Bayern hat aus Wirtz-Drama gelernt – und steckt jetzt trotzdem im Woltemade-Dilemma

Das Ringen um Florian Wirtz hat der FC Bayern verloren, in der Causa Nick Woltemade soll es erst gar nicht so weit kommen. Max Eberl steht vor einem Dilemma.
Der Transfersommer des FC Bayern läuft bislang nicht so wie gewünscht. In Florian Wirtz hat der Rekordmeister einen der besten Spieler der Generation verpasst. Alternativen wie Nico Williams und Jamie Gittens entscheiden sich ebenfalls für andere Clubs. Selbst Leroy Sané erteilt einer möglichen Vertragsverlängerungen eine Absage und verschwindet in Richtung Istanbul.
Wie schon bei der Trainersuche 2024 hagelt es öffentliche Körbe – eine Blamage für die stolzen Münchner.
Ein Mann könnte dem tristen Bild aber wieder etwas Farbe verleihen und die Gemüter beruhigen: Nick Woltemade.
Wobei „Gemüter beruhigen“ auf die Personalie Woltemade auch nicht wirklich zutrifft, eher das Gegenteil. Es hätte zu einem absoluten Coup werden können, hätten die Bayern im Hintergrund still und heimlich eine Verpflichtung des U21-Helden klargemacht. Bayern will Woltemade, Woltemade will zu Bayern. Es könnte so einfach sein.
Weil sich aber offenbar niemand beim VfB Stuttgart meldete, sind nun die Fronten verhärtet. Beide Seiten sind sauer, die einen wegen des öffentlichen und vehementen Werbens um einen Spieler, der noch bis 2028 unter Vertrag steht, die anderen wegen der utopischen und überzogenen Ablöseforderungen.

Max Eberl kann einem da (fast) schon leidtun. Der Sportvorstand bekommt von allen Seiten zu hören, er müsse sparen, sparen, sparen. Gleichzeitig muss er aber Verträge von Spielern wie Jamal Musiala und Joshua Kimmich verlängern und einen Umbruch weiterführen. Spieler, die zur Qualität und zu den Ansprüchen des Rekordmeisters passen, kosten aber Geld. Komisch, ist aber so.
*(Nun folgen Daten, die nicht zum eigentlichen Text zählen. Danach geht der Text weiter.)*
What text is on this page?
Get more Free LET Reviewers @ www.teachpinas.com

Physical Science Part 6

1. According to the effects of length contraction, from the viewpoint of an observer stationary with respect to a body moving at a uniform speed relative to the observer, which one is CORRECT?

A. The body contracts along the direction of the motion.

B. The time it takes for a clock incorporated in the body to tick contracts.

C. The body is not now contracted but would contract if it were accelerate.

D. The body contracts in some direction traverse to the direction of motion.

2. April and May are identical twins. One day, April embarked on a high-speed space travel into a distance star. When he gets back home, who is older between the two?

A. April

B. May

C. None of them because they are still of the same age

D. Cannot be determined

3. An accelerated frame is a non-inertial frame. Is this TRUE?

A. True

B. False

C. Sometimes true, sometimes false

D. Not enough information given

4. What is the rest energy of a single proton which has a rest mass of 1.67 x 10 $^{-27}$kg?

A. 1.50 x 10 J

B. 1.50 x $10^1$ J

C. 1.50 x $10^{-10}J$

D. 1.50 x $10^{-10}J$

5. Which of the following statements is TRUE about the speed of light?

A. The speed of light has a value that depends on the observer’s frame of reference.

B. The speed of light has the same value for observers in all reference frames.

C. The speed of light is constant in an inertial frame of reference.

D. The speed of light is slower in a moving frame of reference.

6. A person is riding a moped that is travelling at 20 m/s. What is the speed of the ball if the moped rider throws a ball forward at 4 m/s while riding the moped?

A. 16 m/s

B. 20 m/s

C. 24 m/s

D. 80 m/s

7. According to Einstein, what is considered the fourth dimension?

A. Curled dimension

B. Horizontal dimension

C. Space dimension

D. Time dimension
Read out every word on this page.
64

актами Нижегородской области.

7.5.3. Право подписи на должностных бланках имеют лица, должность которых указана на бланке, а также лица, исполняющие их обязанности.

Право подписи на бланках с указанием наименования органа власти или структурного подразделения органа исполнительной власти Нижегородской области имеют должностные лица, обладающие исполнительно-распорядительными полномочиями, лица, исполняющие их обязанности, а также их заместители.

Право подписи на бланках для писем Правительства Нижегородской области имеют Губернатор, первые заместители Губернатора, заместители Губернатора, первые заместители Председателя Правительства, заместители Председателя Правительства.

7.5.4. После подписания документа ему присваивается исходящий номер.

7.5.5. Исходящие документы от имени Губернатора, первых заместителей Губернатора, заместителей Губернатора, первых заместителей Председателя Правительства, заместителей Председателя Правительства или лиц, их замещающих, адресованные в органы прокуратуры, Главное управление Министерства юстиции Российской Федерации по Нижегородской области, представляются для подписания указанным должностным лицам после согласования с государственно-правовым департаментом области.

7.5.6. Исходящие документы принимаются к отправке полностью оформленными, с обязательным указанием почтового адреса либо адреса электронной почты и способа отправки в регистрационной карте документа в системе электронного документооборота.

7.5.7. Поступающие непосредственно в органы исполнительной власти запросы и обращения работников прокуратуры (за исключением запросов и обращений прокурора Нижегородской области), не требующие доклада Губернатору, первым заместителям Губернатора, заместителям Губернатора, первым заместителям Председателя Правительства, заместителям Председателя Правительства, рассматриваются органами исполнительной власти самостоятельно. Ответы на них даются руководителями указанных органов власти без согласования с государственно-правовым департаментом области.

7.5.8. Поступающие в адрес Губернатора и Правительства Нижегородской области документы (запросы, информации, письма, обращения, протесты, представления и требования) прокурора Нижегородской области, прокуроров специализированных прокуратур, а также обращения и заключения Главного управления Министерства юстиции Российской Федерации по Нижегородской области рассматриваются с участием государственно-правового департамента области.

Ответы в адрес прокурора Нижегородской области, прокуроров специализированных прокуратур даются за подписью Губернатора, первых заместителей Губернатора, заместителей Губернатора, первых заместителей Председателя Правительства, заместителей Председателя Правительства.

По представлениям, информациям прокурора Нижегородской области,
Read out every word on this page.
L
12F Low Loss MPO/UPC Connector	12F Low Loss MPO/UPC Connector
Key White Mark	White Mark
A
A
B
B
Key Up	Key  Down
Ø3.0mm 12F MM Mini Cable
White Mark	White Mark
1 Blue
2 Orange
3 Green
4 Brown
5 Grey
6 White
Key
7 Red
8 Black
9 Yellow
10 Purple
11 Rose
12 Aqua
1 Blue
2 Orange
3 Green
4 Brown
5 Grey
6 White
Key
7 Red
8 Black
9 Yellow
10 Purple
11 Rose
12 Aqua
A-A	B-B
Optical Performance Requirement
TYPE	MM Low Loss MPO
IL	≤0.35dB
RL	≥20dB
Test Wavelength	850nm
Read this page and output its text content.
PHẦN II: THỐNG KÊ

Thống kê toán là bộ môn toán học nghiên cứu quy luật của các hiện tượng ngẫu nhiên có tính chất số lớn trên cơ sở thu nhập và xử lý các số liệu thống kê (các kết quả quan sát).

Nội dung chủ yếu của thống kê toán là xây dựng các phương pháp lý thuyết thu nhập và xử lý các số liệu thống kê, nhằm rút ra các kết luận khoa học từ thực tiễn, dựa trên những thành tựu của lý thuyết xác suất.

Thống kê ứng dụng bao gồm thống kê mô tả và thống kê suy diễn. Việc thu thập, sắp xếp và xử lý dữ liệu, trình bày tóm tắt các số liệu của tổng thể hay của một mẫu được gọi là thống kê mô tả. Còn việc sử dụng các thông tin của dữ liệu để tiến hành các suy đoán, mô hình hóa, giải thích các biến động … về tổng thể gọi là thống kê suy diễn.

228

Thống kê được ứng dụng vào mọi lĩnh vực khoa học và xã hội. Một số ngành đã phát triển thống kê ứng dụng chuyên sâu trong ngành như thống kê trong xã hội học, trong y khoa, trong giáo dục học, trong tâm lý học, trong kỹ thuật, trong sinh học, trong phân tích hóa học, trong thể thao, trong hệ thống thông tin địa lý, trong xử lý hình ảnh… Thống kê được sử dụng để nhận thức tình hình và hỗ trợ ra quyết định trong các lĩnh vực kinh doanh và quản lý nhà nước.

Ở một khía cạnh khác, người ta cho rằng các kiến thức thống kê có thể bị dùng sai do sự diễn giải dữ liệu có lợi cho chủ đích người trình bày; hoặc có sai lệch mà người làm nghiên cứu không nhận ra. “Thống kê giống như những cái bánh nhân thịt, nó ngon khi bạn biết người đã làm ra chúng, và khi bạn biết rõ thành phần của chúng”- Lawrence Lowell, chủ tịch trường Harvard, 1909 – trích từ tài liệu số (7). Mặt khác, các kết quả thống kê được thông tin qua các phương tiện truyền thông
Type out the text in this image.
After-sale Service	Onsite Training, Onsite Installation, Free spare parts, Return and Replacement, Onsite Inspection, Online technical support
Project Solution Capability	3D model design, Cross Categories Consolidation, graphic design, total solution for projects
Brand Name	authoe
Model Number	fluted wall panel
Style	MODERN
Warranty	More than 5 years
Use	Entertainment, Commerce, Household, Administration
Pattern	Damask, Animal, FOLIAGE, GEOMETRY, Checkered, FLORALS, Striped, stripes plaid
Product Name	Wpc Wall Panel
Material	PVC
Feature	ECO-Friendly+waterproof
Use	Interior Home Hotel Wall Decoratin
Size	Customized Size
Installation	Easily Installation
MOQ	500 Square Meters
Eine Wette, die Eberl offenbar bereit ist, einzugehen. Denn der Sportvorstand hat aus dem Wirtz-Drama gelernt. Hier hat sich der FC Bayern ein Jahr zu viel auf dem Status der deutschen Nummer 1 ausgeruht. Die Münchner sind auf den Irrtum hereingefallen, für talentierte deutsche Spieler noch immer die erste Anlaufstelle zu sein. Doch die Insel ist sportlich und finanziell einfach verlockender.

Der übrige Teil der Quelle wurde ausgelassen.